Guadeloupe is truly a gorgeous, slightly underdeveloped Caribbean Island (a part of the Lesser Antilles) and is a French “department” that has been largely undiscovered by American tourists. Why? Probably because hardly no one there speaks English, and if they do, they scoff at the thought. Also, there aren’t many direct flights there. This island is filled with native Guadeloupeans, and white french folks on holiday. It’s pretty obvious that there are deeply rooted racial, and class tensions, and disparities within Guadeloupe between the brown native population and the descendants of french colonists who still have the lion share of the wealth in Guadeloupe. Native brown Guadeloupeans (they actually call themselves ‘Lé Neg’) actually started the 2009 French Caribbean General Strikes, where workers unionized, then decided to picket at their places of employment, not go to work, march in the streets, and demand higher pay. It’s obvious still that this wasn’t fully fulfilled.

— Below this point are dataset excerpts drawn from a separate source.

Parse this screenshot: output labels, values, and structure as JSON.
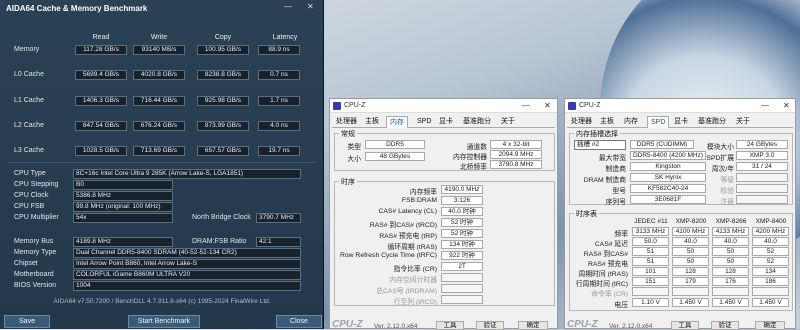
{
  "aida": {
    "title": "AIDA64 Cache & Memory Benchmark",
    "minimize": "—",
    "close": "✕",
    "headers": [
      "Read",
      "Write",
      "Copy",
      "Latency"
    ],
    "rows": [
      {
        "label": "Memory",
        "read": "117.28 GB/s",
        "write": "93140 MB/s",
        "copy": "100.95 GB/s",
        "latency": "88.9 ns"
      },
      {
        "label": "L0 Cache",
        "read": "5699.4 GB/s",
        "write": "4020.8 GB/s",
        "copy": "8238.8 GB/s",
        "latency": "0.7 ns"
      },
      {
        "label": "L1 Cache",
        "read": "1406.3 GB/s",
        "write": "716.44 GB/s",
        "copy": "925.98 GB/s",
        "latency": "1.7 ns"
      },
      {
        "label": "L2 Cache",
        "read": "847.54 GB/s",
        "write": "676.24 GB/s",
        "copy": "873.99 GB/s",
        "latency": "4.0 ns"
      },
      {
        "label": "L3 Cache",
        "read": "1028.5 GB/s",
        "write": "713.69 GB/s",
        "copy": "657.57 GB/s",
        "latency": "19.7 ns"
      }
    ],
    "info": {
      "cpu_type_label": "CPU Type",
      "cpu_type": "8C+16c Intel Core Ultra 9 285K  (Arrow Lake-S, LGA1851)",
      "cpu_stepping_label": "CPU Stepping",
      "cpu_stepping": "B0",
      "cpu_clock_label": "CPU Clock",
      "cpu_clock": "5386.8 MHz",
      "cpu_fsb_label": "CPU FSB",
      "cpu_fsb": "99.8 MHz  (original: 100 MHz)",
      "cpu_mult_label": "CPU Multiplier",
      "cpu_mult": "54x",
      "nb_clock_label": "North Bridge Clock",
      "nb_clock": "3790.7 MHz",
      "mem_bus_label": "Memory Bus",
      "mem_bus": "4189.8 MHz",
      "dram_ratio_label": "DRAM:FSB Ratio",
      "dram_ratio": "42:1",
      "mem_type_label": "Memory Type",
      "mem_type": "Dual Channel DDR5-8400 SDRAM  (40-52-52-134 CR2)",
      "chipset_label": "Chipset",
      "chipset": "Intel Arrow Point B860, Intel Arrow Lake-S",
      "mobo_label": "Motherboard",
      "mobo": "COLORFUL iGame B860M ULTRA V20",
      "bios_label": "BIOS Version",
      "bios": "1004"
    },
    "footer": "AIDA64 v7.50.7200 / BenchDLL 4.7.911.8-x64  (c) 1995-2024 FinalWire Ltd.",
    "save_label": "Save",
    "start_label": "Start Benchmark",
    "close_label": "Close"
  },
  "cpuz_mem": {
    "title": "CPU-Z",
    "tabs": [
      "处理器",
      "主板",
      "内存",
      "SPD",
      "显卡",
      "基准跑分",
      "关于"
    ],
    "general_title": "常规",
    "type_label": "类型",
    "type": "DDR5",
    "size_label": "大小",
    "size": "48 GBytes",
    "channel_label": "通道数",
    "channel": "4 x 32-bit",
    "mc_label": "内存控制器",
    "mc": "2094.9 MHz",
    "nb_label": "北桥频率",
    "nb": "3790.8 MHz",
    "timing_title": "时序",
    "timings": [
      {
        "label": "内存频率",
        "value": "4190.0 MHz"
      },
      {
        "label": "FSB:DRAM",
        "value": "3:126"
      },
      {
        "label": "CAS# Latency (CL)",
        "value": "40.0 时钟"
      },
      {
        "label": "RAS# 到CAS# (tRCD)",
        "value": "52 时钟"
      },
      {
        "label": "RAS# 预充电 (tRP)",
        "value": "52 时钟"
      },
      {
        "label": "循环周期 (tRAS)",
        "value": "134 时钟"
      },
      {
        "label": "Row Refresh Cycle Time (tRFC)",
        "value": "922 时钟"
      },
      {
        "label": "指令比率 (CR)",
        "value": "2T"
      },
      {
        "label": "内存空闲计时器",
        "value": ""
      },
      {
        "label": "总CAS号 (tRDRAM)",
        "value": ""
      },
      {
        "label": "行至列 (tRCD)",
        "value": ""
      }
    ],
    "footer_logo": "CPU-Z",
    "footer_ver": "Ver. 2.12.0.x64",
    "tools_label": "工具",
    "validate_label": "验证",
    "ok_label": "确定"
  },
  "cpuz_spd": {
    "title": "CPU-Z",
    "tabs": [
      "处理器",
      "主板",
      "内存",
      "SPD",
      "显卡",
      "基准跑分",
      "关于"
    ],
    "slot_title": "内存插槽选择",
    "slot": "插槽 #2",
    "slot_type": "DDR5 (CUDIMM)",
    "module_size_label": "模块大小",
    "module_size": "24 GBytes",
    "max_bw_label": "最大带宽",
    "max_bw": "DDR5-8400 (4200 MHz)",
    "spd_ext_label": "SPD扩展",
    "spd_ext": "XMP 3.0",
    "manuf_label": "制造商",
    "manuf": "Kingston",
    "week_label": "周次/年",
    "week": "31 / 24",
    "dram_manuf_label": "DRAM 制造商",
    "dram_manuf": "SK Hynix",
    "rank_label": "等级",
    "rank": "",
    "part_label": "型号",
    "part": "KF582C40-24",
    "reg_label": "校验",
    "reg": "",
    "serial_label": "序列号",
    "serial": "3E0681F",
    "buffer_label": "注册",
    "buffer": "",
    "timing_title": "时序表",
    "cols": [
      "JEDEC #11",
      "XMP-8200",
      "XMP-8266",
      "XMP-8400"
    ],
    "rows": [
      {
        "label": "频率",
        "vals": [
          "3133 MHz",
          "4100 MHz",
          "4133 MHz",
          "4200 MHz"
        ]
      },
      {
        "label": "CAS# 延迟",
        "vals": [
          "50.0",
          "40.0",
          "40.0",
          "40.0"
        ]
      },
      {
        "label": "RAS# 到CAS#",
        "vals": [
          "51",
          "50",
          "50",
          "52"
        ]
      },
      {
        "label": "RAS# 预充电",
        "vals": [
          "51",
          "50",
          "50",
          "52"
        ]
      },
      {
        "label": "周期时间 (tRAS)",
        "vals": [
          "101",
          "128",
          "128",
          "134"
        ]
      },
      {
        "label": "行周期时间 (tRC)",
        "vals": [
          "151",
          "179",
          "176",
          "186"
        ]
      },
      {
        "label": "命令率 (CR)",
        "vals": [
          "",
          "",
          "",
          ""
        ]
      },
      {
        "label": "电压",
        "vals": [
          "1.10 V",
          "1.450 V",
          "1.450 V",
          "1.450 V"
        ]
      }
    ],
    "footer_logo": "CPU-Z",
    "footer_ver": "Ver. 2.12.0.x64",
    "tools_label": "工具",
    "validate_label": "验证",
    "ok_label": "确定"
  }
}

But! If you’re looking for an adventure that isn’t too far from home (if you’re on the east coast) with bucolic islands, fresh seafood,and island hopping, this place is for you. Don’t mind me, my Angela Davis self has to go on a socio-political rant every once in awhile.
Guadeloupe is divided into essentially two big chunks. There’s Basse-Terre to the west and Grand-Terre to the east, separated by a narrow straight that is crossed with bridges. Basse-Terre has their national park, and is more rustic. We didn’t have time to visit this. Grand-Terre has a lot of resorts, and most of the things tourists would want to see. Also, Pointe-a-Pitre, their capital is on Grand-Terre. There are also several Dependencies of Guadeloupe, Marie-Gaunte, Les Saintes, and La Desirade. There’s also île de la Petite Terre that you can visit by chartered or boat and some ferries.
We got a very cheap, read VERY cheap ticket on Norwegian Airlines out of BWI to Guadeloupe. We landed at Pointe-à-Pitre International Airport, where we proceeded to the rental cars, but I’ll warn you. I’d ONLY rent from Hertz. They had the biggest selection and most knowledgable customer service representatives. The rest of the rental companies, were beauty. No cars, oversold, only manual, stick with Hertz. And I was not paid to say this, lol. Don’t expect long paved roads. When I say this place is slightly underdeveloped I mean it. Chickens and goats roam the roads. But it honestly adds a rustic charm to the experience.
Where to Stay:
I went with my dad and sister, so we rented a lovely (and super, duper cheap) home from a Guadeloupe native named Mr. Roland. The home was on a beautiful golf course, three stories with all the modern amenities. He stocked the refrigerator with food for the week, picked us up from the airport, and even lent us his car for our stay.
Things to Do:
- Go to Sainte Anne beach, haggle with the road side merchants for spices, beautiful art and souvenirs, be sure to stop by La Toubana for drinks and lunch.
- Take a self guided tour around Distillerie Damoiseau in Le Moule. Great rum, beautiful atmosphere.
- Take a ride into Pointe-a-Pitre for shopping, late night concerts and the pier.
- See Pointe des Chateux in St. Francois. Photograph the rocky beach, buy from the very affordably priced street vendors, then stop for lunch at Le Zagaya.
- Ferry to Les Saintes (Iles des Saintes) from Trois Rivieres for the day. As soon as you get off of the ferry, you should literally run to one of the many shops that rent electric cars for the day. You’ll be able to cover more of the island, and it will save your feet. Les Saintes is beautiful and full of hills.
Where to Eat:
- Les Dents de la Mer ($)
- Chez Liline ($)
- La Savane ($$)
- Le Mahine ($$)
- La Playa ($$$$)
- Kote Sud ($$$$)
- La Touna ($$$$)
That’s it for me! This is a great little quick romantic or family (I’d say adult family) getaway. Let me know if you go!